Ukraine’s invasion by Russia on February 24 has cast doubt on whether either country – the world’s fourth- and fifth-biggest corn exporters, respectively, in 2019-20 – will be able to make expected deliveries this year.

That is causing prices to soar, and could be a boon for Brazil, the number-three exporter.

Its corn crop was hit hard last year by bad weather, including the worst drought in nearly a century. But the harvest stands to increase by 29 per cent in 2021-22, according to the latest forecast from the National Supply Company (Conab).

A harvester works on a corn field at Brazilian cattlebreeder Luiz Medeiros dos Santos’ farm in Ruropolis, Para state, Brazil. PHOTO: AFP

“The corn price has hit one of the highest levels ever seen, making it attractive for Brazilian producers, a factor driving an increase in planting area” for the second harvest, the biggest of the year, said Joao Pedro Lopes of commodity-market analysis firm StoneX.

Strong global demand and a favourable exchange rate “should allow an increase of 67 per cent in exports” of Brazilian corn in 2022, Conab said.

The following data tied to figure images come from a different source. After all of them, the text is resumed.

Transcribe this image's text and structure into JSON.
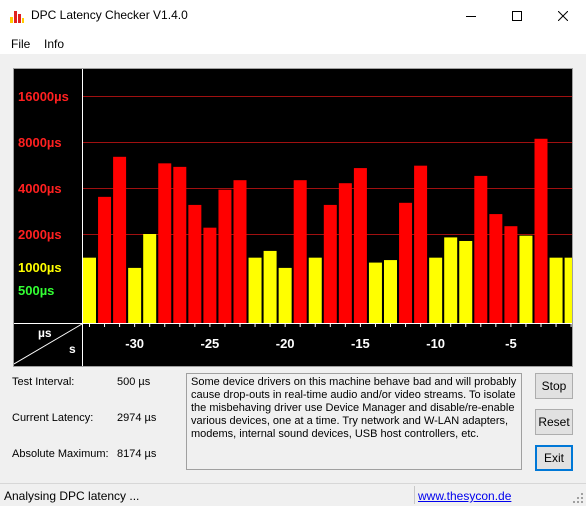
{
  "window": {
    "title": "DPC Latency Checker V1.4.0",
    "controls": [
      "minimize-icon",
      "maximize-icon",
      "close-icon"
    ]
  },
  "menu": {
    "file": "File",
    "info": "Info"
  },
  "chart_data": {
    "type": "bar",
    "yscale": "log",
    "ytick_labels": [
      {
        "text": "16000µs",
        "value": 16000,
        "color": "#ff2020"
      },
      {
        "text": "8000µs",
        "value": 8000,
        "color": "#ff2020"
      },
      {
        "text": "4000µs",
        "value": 4000,
        "color": "#ff2020"
      },
      {
        "text": "2000µs",
        "value": 2000,
        "color": "#ff2020"
      },
      {
        "text": "1000µs",
        "value": 1000,
        "color": "#ffff00"
      },
      {
        "text": "500µs",
        "value": 500,
        "color": "#33ff33"
      }
    ],
    "gridlines": [
      16000,
      8000,
      4000,
      2000
    ],
    "axis_corner": {
      "y_unit": "µs",
      "x_unit": "s"
    },
    "x": [
      -33,
      -32,
      -31,
      -30,
      -29,
      -28,
      -27,
      -26,
      -25,
      -24,
      -23,
      -22,
      -21,
      -20,
      -19,
      -18,
      -17,
      -16,
      -15,
      -14,
      -13,
      -12,
      -11,
      -10,
      -9,
      -8,
      -7,
      -6,
      -5,
      -4,
      -3,
      -2,
      -1
    ],
    "xtick_labels": [
      "-30",
      "-25",
      "-20",
      "-15",
      "-10",
      "-5"
    ],
    "xticks": [
      -30,
      -25,
      -20,
      -15,
      -10,
      -5
    ],
    "values": [
      1400,
      3500,
      6400,
      1200,
      2000,
      5800,
      5500,
      3100,
      2200,
      3900,
      4500,
      1400,
      1550,
      1200,
      4500,
      1400,
      3100,
      4300,
      5400,
      1300,
      1350,
      3200,
      5600,
      1400,
      1900,
      1800,
      4800,
      2700,
      2250,
      1950,
      8400,
      1400,
      1400
    ],
    "colors": {
      "yellow": "#ffff00",
      "red": "#ff0000"
    },
    "threshold_us": 2000
  },
  "stats": {
    "test_interval_label": "Test Interval:",
    "test_interval_value": "500 µs",
    "current_latency_label": "Current Latency:",
    "current_latency_value": "2974 µs",
    "absolute_max_label": "Absolute Maximum:",
    "absolute_max_value": "8174 µs"
  },
  "info_text": "Some device drivers on this machine behave bad and will probably cause drop-outs in real-time audio and/or video streams. To isolate the misbehaving driver use Device Manager and disable/re-enable various devices, one at a time. Try network and W-LAN adapters, modems, internal sound devices, USB host controllers, etc.",
  "buttons": {
    "stop": "Stop",
    "reset": "Reset",
    "exit": "Exit"
  },
  "status": {
    "text": "Analysing DPC latency ...",
    "link": "www.thesycon.de"
  }
}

The US Agriculture Department meanwhile has predicted that if Brazil’s harvest is as big as expected, the country could pass neighbouring Argentina to become the world’s number two corn exporter this year, trailing only the United States (US).

“International demand has suddenly appeared for immediate shipment of Brazilian corn, which is unusual for the first half of the year. And demand for the second half has accelerated, too,” said analyst Paulo Roberto Molinari of agribusiness consultancy Safras e Mercado.

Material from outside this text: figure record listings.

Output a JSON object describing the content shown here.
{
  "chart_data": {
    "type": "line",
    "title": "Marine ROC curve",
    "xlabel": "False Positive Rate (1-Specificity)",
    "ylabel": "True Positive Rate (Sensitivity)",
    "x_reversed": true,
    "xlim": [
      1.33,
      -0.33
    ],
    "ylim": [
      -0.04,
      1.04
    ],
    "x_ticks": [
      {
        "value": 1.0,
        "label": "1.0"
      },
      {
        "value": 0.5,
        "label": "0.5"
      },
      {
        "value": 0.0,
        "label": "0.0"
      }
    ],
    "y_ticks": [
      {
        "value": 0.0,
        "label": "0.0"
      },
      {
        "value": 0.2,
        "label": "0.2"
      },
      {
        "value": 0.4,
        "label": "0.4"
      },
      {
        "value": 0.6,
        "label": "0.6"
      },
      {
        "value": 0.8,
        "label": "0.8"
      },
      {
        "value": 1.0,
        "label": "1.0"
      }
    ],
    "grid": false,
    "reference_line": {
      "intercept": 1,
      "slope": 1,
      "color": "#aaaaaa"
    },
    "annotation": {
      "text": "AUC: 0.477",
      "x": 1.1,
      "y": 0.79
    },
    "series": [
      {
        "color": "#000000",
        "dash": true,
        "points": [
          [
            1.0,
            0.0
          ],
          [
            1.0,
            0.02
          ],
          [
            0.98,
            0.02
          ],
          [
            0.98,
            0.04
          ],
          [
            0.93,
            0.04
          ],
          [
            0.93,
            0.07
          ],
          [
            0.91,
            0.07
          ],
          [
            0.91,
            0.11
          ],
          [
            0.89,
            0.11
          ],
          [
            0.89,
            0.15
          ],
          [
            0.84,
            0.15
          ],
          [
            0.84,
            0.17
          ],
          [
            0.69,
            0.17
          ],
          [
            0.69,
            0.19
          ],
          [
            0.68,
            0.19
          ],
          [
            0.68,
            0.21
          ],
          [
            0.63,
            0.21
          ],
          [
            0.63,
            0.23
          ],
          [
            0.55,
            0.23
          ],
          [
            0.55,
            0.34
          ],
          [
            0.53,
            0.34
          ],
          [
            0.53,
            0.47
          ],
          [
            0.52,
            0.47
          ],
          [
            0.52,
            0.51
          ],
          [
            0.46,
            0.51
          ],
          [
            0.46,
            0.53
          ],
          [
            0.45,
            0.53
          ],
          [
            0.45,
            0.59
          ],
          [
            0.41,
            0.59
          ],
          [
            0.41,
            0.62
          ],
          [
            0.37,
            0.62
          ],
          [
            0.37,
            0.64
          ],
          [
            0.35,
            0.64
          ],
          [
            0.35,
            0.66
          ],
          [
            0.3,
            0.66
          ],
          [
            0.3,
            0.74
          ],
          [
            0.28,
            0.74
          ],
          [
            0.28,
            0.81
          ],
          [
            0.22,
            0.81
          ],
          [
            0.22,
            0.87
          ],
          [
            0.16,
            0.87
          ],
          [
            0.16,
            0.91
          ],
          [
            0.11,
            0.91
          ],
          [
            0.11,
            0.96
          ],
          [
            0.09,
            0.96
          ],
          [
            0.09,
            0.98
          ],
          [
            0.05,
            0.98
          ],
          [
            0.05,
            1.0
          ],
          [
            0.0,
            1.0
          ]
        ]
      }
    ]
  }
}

But there is a big downside.

“There’s no guarantee on the key question of shipping merchandise,” with the maritime transport sector upended by the war, said Cesario Ramalho, head of the Brazilian Association of Corn Producers (Abramilho).

“And fertiliser supplies are uncertain too,” he told AFP.

Brazil imports around 80 per cent of its fertilisers – 20 per cent of that from Russia, its leading supplier.

Belarus, another key supplier and which has supported Russia in the Ukraine crisis, has also been hit hard by Western sanctions.

Agriculture Minister Tereza Cristina said earlier this month that Brazil had enough fertiliser stocks to last until October. She has been negotiating with other major exporters to source more.

Farmers are already feeling the pinch: the price of a tonne of imported fertiliser skyrocketed in Brazil by 129 per cent from February 2021 to February 2022.

The fertiliser issue got swept up in a politically loaded debate last week when President Jair Bolsonaro called the Russia-Ukraine war an “opportunity” to pass a controversial bill to legalise mining on indigenous reservations.

Backers argue the bill would allow Brazil to fully exploit its mineral wealth, including reserves of potassium, a key fertiliser ingredient.

Opponents warn mining would be disastrous for protected indigenous lands, including in the Amazon rainforest, where they say there is little potassium anyway.

Bolsonaro said on Friday the proposed legislation would help “integrate our indigenous brothers into society”, adding: “They’re almost like us.”